History of Riverside
Founded in 1870 by John North and a group of Easterners who wished to establish a colony dedicated to furthering education and culture, Riverside was built on land that was once a Spanish rancho. Investors from England and Canada transplanted traditions and activities adopted by prosperous citizens: the first golf course and polo field in Southern California were built in Riverside.
The first orange trees were planted in 1871, but the citrus industry in Riverside began two years later when Eliza Tibbets received two Brazilian navel orange trees sent to her by a friend at the Department of Agriculture in Washington. The trees thrived in the Southern California climate and the navel orange industry grew rapidly.
Within a few years, the successful cultivation of the newly discovered navel orange led to a California Gold Rush of a different kind: the establishment of the citrus industry, which is commemorated in the landscapes and exhibits of the California Citrus State Historic Park and the restored packing houses in the Downtown's Marketplace district. By 1882, there were more more than half a million citrus trees in California, almost half of which were in Riverside. The development of refrigerated railroad cars and innovative irrigation systems established Riverside as the wealthiest city per capita by 1895.

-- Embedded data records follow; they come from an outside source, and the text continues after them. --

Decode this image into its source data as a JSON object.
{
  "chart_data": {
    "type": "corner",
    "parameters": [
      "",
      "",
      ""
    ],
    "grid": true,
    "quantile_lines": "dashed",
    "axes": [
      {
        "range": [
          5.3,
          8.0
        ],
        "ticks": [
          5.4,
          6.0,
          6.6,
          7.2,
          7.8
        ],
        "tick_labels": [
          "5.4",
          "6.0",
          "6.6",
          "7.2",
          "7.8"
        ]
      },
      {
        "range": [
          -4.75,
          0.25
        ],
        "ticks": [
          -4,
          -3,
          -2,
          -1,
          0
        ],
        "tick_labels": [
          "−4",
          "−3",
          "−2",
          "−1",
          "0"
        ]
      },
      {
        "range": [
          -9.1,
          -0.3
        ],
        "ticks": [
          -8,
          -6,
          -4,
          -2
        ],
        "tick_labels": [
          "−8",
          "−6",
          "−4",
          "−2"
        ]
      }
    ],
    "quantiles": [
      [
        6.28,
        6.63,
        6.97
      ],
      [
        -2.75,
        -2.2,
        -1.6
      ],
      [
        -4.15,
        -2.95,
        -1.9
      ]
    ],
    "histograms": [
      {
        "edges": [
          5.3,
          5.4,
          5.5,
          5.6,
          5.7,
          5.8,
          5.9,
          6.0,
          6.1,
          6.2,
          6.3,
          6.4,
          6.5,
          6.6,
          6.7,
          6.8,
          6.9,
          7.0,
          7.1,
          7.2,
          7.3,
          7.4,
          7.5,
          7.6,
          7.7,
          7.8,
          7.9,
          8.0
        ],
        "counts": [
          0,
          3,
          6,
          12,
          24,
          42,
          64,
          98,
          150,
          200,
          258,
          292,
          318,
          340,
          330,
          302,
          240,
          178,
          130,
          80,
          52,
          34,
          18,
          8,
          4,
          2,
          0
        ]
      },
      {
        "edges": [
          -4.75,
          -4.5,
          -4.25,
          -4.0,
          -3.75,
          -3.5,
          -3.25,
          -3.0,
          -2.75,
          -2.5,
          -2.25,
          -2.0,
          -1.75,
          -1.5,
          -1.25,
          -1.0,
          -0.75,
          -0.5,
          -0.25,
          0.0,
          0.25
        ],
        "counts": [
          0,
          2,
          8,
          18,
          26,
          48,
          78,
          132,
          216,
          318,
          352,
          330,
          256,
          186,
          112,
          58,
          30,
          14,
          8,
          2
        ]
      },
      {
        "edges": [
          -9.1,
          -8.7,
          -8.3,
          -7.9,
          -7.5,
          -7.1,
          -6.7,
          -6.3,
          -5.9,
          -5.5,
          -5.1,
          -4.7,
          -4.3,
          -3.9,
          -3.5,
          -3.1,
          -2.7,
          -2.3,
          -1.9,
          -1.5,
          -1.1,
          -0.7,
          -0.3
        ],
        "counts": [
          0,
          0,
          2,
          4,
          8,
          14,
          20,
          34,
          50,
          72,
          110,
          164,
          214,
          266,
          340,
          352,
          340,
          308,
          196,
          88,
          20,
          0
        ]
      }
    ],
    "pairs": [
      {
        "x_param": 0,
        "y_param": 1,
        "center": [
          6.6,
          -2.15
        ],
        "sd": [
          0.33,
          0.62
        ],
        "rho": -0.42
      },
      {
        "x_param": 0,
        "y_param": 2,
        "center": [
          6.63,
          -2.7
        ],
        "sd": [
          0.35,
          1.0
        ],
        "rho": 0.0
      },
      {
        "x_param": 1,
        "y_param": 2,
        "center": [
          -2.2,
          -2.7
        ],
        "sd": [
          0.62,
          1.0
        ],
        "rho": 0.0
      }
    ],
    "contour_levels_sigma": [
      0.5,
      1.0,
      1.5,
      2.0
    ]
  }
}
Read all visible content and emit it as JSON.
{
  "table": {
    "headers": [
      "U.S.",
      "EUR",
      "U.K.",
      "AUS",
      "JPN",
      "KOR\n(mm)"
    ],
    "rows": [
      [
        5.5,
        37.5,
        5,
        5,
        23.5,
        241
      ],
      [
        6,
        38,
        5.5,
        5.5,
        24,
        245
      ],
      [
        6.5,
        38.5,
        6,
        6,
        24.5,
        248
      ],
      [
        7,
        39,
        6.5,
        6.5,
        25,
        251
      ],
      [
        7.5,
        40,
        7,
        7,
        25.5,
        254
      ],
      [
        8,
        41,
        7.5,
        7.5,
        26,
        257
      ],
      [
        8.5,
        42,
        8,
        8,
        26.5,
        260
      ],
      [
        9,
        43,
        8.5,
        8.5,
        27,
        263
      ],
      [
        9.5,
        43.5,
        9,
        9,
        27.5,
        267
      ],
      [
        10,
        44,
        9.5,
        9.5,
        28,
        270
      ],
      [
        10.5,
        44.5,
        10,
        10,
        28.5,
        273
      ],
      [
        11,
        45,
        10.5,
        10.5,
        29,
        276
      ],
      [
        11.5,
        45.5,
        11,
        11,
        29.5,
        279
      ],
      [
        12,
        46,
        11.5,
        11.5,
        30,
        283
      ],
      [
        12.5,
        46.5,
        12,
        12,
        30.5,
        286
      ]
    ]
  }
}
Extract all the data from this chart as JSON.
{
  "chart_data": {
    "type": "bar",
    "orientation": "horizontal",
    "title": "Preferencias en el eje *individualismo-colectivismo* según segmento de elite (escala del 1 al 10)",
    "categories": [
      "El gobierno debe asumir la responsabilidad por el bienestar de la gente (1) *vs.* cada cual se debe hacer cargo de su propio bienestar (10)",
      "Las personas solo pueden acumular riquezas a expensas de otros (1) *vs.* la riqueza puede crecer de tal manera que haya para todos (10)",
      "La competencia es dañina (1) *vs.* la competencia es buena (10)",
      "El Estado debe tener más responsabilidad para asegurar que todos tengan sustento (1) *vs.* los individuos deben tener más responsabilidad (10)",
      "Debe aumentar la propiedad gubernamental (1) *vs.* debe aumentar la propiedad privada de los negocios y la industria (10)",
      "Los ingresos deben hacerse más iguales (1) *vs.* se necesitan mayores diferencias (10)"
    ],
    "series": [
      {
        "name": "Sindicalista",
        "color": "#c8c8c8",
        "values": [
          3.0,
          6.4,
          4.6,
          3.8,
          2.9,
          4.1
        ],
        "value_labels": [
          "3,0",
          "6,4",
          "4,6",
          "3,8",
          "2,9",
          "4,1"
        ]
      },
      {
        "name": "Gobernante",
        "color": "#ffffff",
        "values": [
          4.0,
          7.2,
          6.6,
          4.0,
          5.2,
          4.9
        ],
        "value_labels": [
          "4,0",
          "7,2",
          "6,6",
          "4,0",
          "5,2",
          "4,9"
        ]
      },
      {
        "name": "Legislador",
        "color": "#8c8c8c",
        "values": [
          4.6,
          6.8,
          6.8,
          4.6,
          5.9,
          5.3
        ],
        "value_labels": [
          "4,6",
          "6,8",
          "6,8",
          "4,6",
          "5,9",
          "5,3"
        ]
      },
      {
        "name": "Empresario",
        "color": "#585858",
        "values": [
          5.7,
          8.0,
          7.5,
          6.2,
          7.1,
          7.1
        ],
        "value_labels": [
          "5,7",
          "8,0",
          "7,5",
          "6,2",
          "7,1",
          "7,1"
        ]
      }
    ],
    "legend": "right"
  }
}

As the city prospered, a small guest hotel designed in the popular Mission Revival style grew to become the world famous Mission Inn, favored by presidents, royalty and movie stars. Postcards of lush orange groves, swimming pools. and magnificent homes have attracted vacationers and entrepreneurs throughout the years. Many relocated to the warm, dry climate for reasons of health and to escape Eastern winters. Victoria Avenue with its landmark homes serves as a reminder of European investors who settled here.
Riverside's citizens are proud of the city's unique character born from a tradition of careful planning, from its carefully laid out historic Mile Square to its 1924 Civic Center designed by the same planner responsible for San Francisco's, Charles Cheney. Through the City's Office of Historic Preservation, it is committed to preserving the past as a firm foundation for the future. Over 100 City Landmarks, 20 National Register Sites and 2 National Landmarks have been designated by the City Council, all offering enjoyment and education to city residents and visitors.
Riverside is fortunate to have a wealth of sites and buildings that provide a link to the city's past and a strong sense of place. This is the result of the hard work and careful planning of the city's Historic Preservation Program. Created by the City Council in 1969, it identifies and advances the preservation of Riverside's historic neighborhoods, and civic and commercial resources.
Examples include the Mission Inn, the Chinatown site, the National Packing House, Citrus Experiment Station and engineering feats like the Gage Canal. Many of these landmarks are found in the Downtown's Mission Inn Historic District. California's Mission Revival style, born in Riverside, can be seen throughout the City, most notably in the Mission Inn, the Municipal Auditorium, First Church of Christ Scientist, and the Fox Theater, home of the Riverside Film Festival.
The Mission Inn was developed from the Glenwood Tavern, owned by Captain Christopher Columbus Miller, who moved to Riverside in 1874 to survey land for the Gage Canal, which brought water to Riverside. His son Frank developed a lasting interest in culture and the arts and took over the expansion of the Inn. Over the years he embellished and expanded it into a unique resort known all over the world. It has played host to numerous movie stars, musicians and heads of state. Ronald and Nancy Reagan honeymooned there, and Richard and Pat Nixon were married on its grounds. Teddy Roosevelt planted a tree in its courtyard, and a special chair, built for President William Howard Taft when he visited, is still in the Inn's collection.
Many of Riverside's historic buildings are open to the public including the Catherine Bettner home, restored and renamed the Heritage House, which is open for tours. The Riverside Art Museum was designed by America's most successful woman architect, Julia Morgan, famous for William Randolph Hearst's Castle in San Simeon. It was originally constructed for the YWCA on land donated by Frank Miller. Benedict Castle was built as a private residence by Henry Jekel and is now occupied by Teen Challenge. It is available for special events and filming as are many of Riverside's historic homes and neighborhoods.
About the Raincross Symbol
The unique City Raincross Symbol is derived from combining a replica of the mass bell used by Father Junipero Serra, missionary priest and founder of the California Missions, and the cross to which the Navajo and Central American Indians prayed for rain. Called the "Raincross" symbol, it was designed for the Mission Inn and given to the city by Frank Miller. The Raincross symbol has been identified with Riverside since 1907. Variations of the symbol are used extensively throughout Riverside in architecture, street signs and lighting standards, and is used on the City flag.
Playing on the nostalgia for the state's Spanish heritage and the romanticized images of the missions and the Indians portrayed by Helen Hunt Jackson in her novels, Miller, Matthew Gage, the Sunkist Cooperative, the Santa Fe Railroad and other city boosters worked together to market Riverside as a Spanish Mediterranean Mecca. Riverside's climate and landscapes continue to evoke this Mediterranean paradise. There is a strong community support for historic preservation for a city that reveres its past and has built on that firm foundation.